If this does not help I will try to find a set which is rather small to share it with you, any preferences where I should upload it?

Best, Thomas

gstricker commented 5 years ago

Hi Thomas,

sorry for the late reply, I was gone over the weekend. It seems zscore is a DelayedMatrix instead of a numeric vector.

Could you repeat the same steps, but instead of str(zscore), do pvals <- -pnorm(-zscore[,1], log.p = TRUE). This should convert the HDF5Matrix into a numeric vector and compute the pvalues.

If this works, just do zscore <- zscore[,1] and then continue the debug mode till the end (it should be just a few more lines). The final object res should then be a data.table of broad peaks.

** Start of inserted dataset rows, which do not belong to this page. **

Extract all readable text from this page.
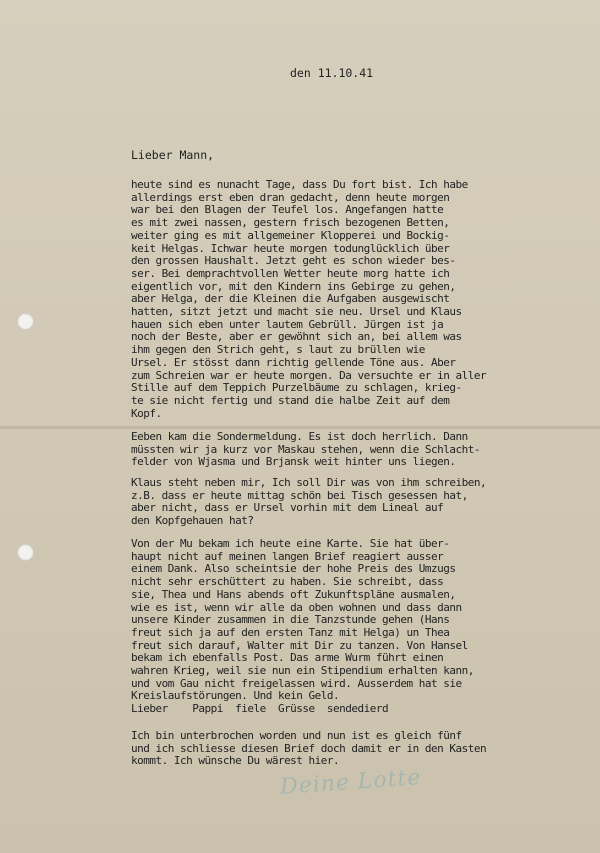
den 11.10.41
Lieber Mann,
heute sind es nunacht Tage, dass Du fort bist. Ich habe
allerdings erst eben dran gedacht, denn heute morgen
war bei den Blagen der Teufel los. Angefangen hatte
es mit zwei nassen, gestern frisch bezogenen Betten,
weiter ging es mit allgemeiner Klopperei und Bockig-
keit Helgas. Ichwar heute morgen todunglücklich über
den grossen Haushalt. Jetzt geht es schon wieder bes-
ser. Bei demprachtvollen Wetter heute morg hatte ich
eigentlich vor, mit den Kindern ins Gebirge zu gehen,
aber Helga, der die Kleinen die Aufgaben ausgewischt
hatten, sitzt jetzt und macht sie neu. Ursel und Klaus
hauen sich eben unter lautem Gebrüll. Jürgen ist ja
noch der Beste, aber er gewöhnt sich an, bei allem was
ihm gegen den Strich geht, s laut zu brüllen wie
Ursel. Er stösst dann richtig gellende Töne aus. Aber
zum Schreien war er heute morgen. Da versuchte er in aller
Stille auf dem Teppich Purzelbäume zu schlagen, krieg-
te sie nicht fertig und stand die halbe Zeit auf dem
Kopf.
Eeben kam die Sondermeldung. Es ist doch herrlich. Dann
müssten wir ja kurz vor Maskau stehen, wenn die Schlacht-
felder von Wjasma und Brjansk weit hinter uns liegen.
Klaus steht neben mir, Ich soll Dir was von ihm schreiben,
z.B. dass er heute mittag schön bei Tisch gesessen hat,
aber nicht, dass er Ursel vorhin mit dem Lineal auf
den Kopfgehauen hat?
Von der Mu bekam ich heute eine Karte. Sie hat über-
haupt nicht auf meinen langen Brief reagiert ausser
einem Dank. Also scheintsie der hohe Preis des Umzugs
nicht sehr erschüttert zu haben. Sie schreibt, dass
sie, Thea und Hans abends oft Zukunftspläne ausmalen,
wie es ist, wenn wir alle da oben wohnen und dass dann
unsere Kinder zusammen in die Tanzstunde gehen (Hans
freut sich ja auf den ersten Tanz mit Helga) un Thea
freut sich darauf, Walter mit Dir zu tanzen. Von Hansel
bekam ich ebenfalls Post. Das arme Wurm führt einen
wahren Krieg, weil sie nun ein Stipendium erhalten kann,
und vom Gau nicht freigelassen wird. Ausserdem hat sie
Kreislaufstörungen. Und kein Geld.
Lieber    Pappi  fiele  Grüsse  sendedierd
Ich bin unterbrochen worden und nun ist es gleich fünf
und ich schliesse diesen Brief doch damit er in den Kasten
kommt. Ich wünsche Du wärest hier.
Deine Lotte
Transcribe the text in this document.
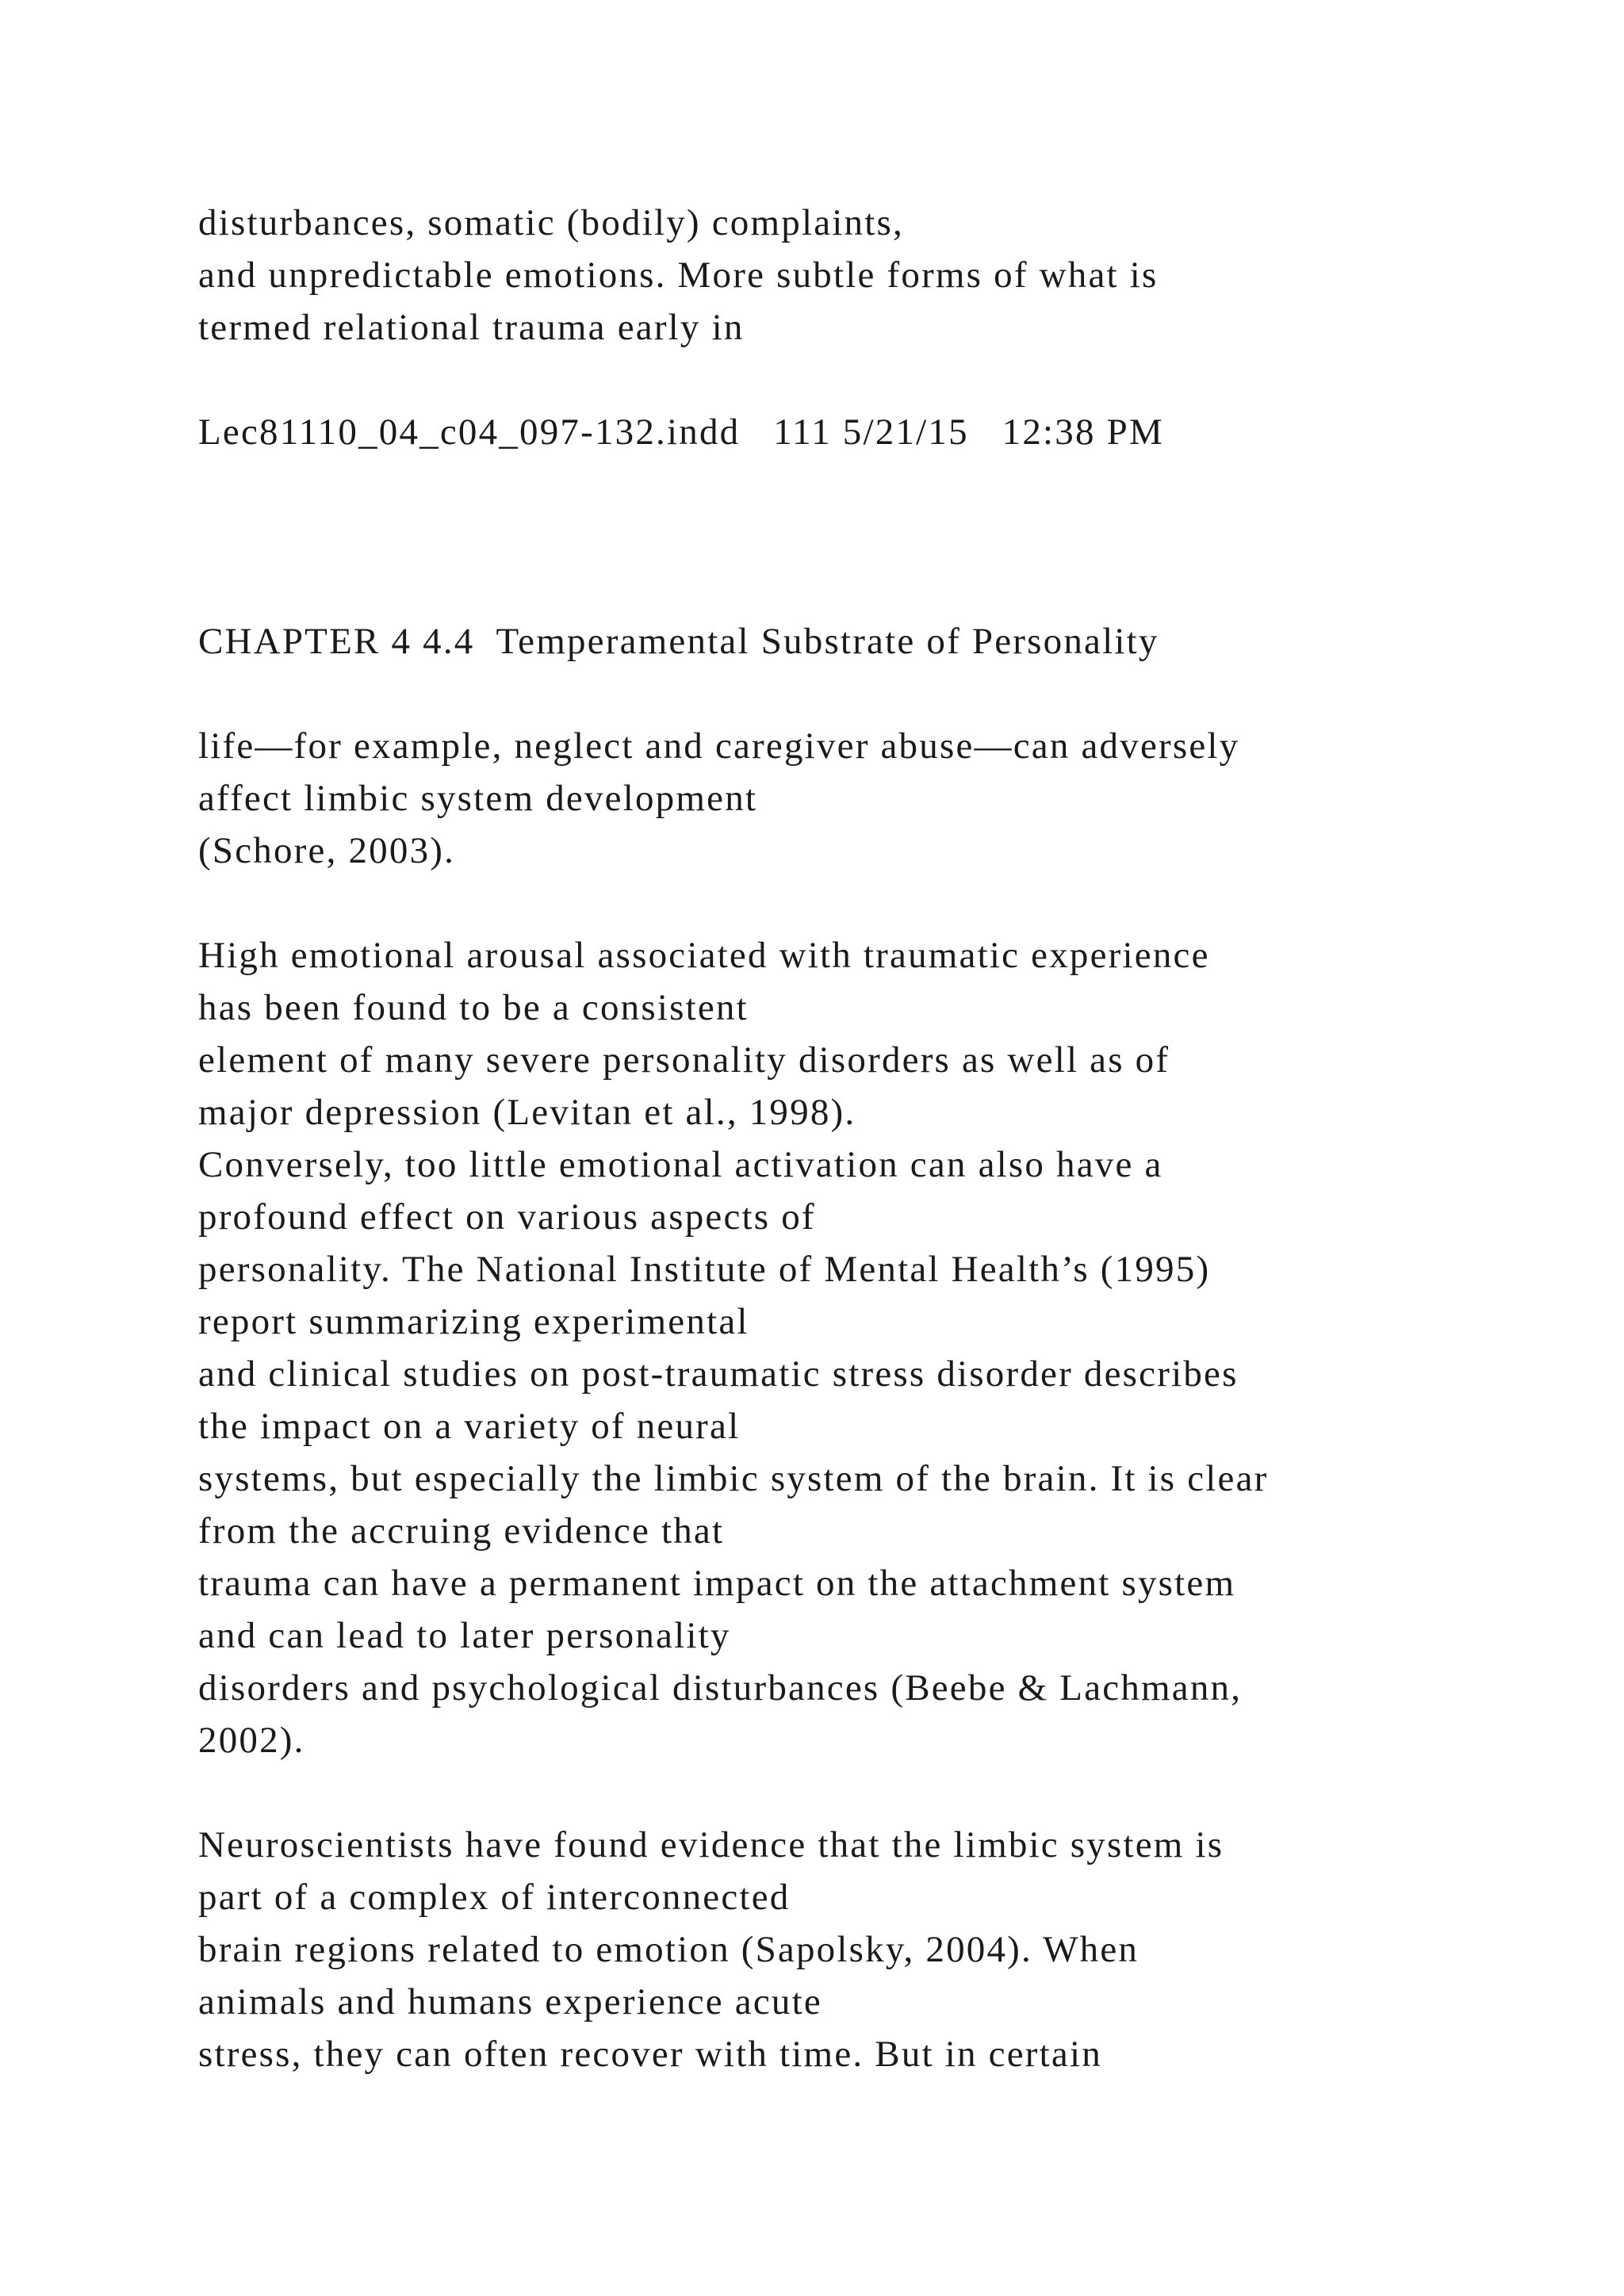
disturbances, somatic (bodily) complaints,
and unpredictable emotions. More subtle forms of what is
termed relational trauma early in
Lec81110_04_c04_097-132.indd   111 5/21/15   12:38 PM
CHAPTER 4 4.4  Temperamental Substrate of Personality
life—for example, neglect and caregiver abuse—can adversely
affect limbic system development
(Schore, 2003).
High emotional arousal associated with traumatic experience
has been found to be a consistent
element of many severe personality disorders as well as of
major depression (Levitan et al., 1998).
Conversely, too little emotional activation can also have a
profound effect on various aspects of
personality. The National Institute of Mental Health’s (1995)
report summarizing experimental
and clinical studies on post-traumatic stress disorder describes
the impact on a variety of neural
systems, but especially the limbic system of the brain. It is clear
from the accruing evidence that
trauma can have a permanent impact on the attachment system
and can lead to later personality
disorders and psychological disturbances (Beebe & Lachmann,
2002).
Neuroscientists have found evidence that the limbic system is
part of a complex of interconnected
brain regions related to emotion (Sapolsky, 2004). When
animals and humans experience acute
stress, they can often recover with time. But in certain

Let me know if this works and I will push the change as a bug fix to Bioconductor.

Best, Juri

Edert commented 5 years ago

Hi Juri,

yes, looks like its working now. At least I get p-values and therefor an peaksbr object.

str(pvals)
 num [1:61431566] 0.678 0.678 0.678 0.678 0.678 ...

I also checked some of the regions with the highest score in the alignment and could see a signal there.

Best, Thomas

gstricker commented 5 years ago

Perfect. I have now pushed the changes. I hope that works now

Best, Juri

PS: I noticed for broad peak calling you are using the same parameters as in the vignette. Those are just to demonstrate the functionality. A cutoff of 0.75 and threshold of 1, will pretty much return you the entire chromosome.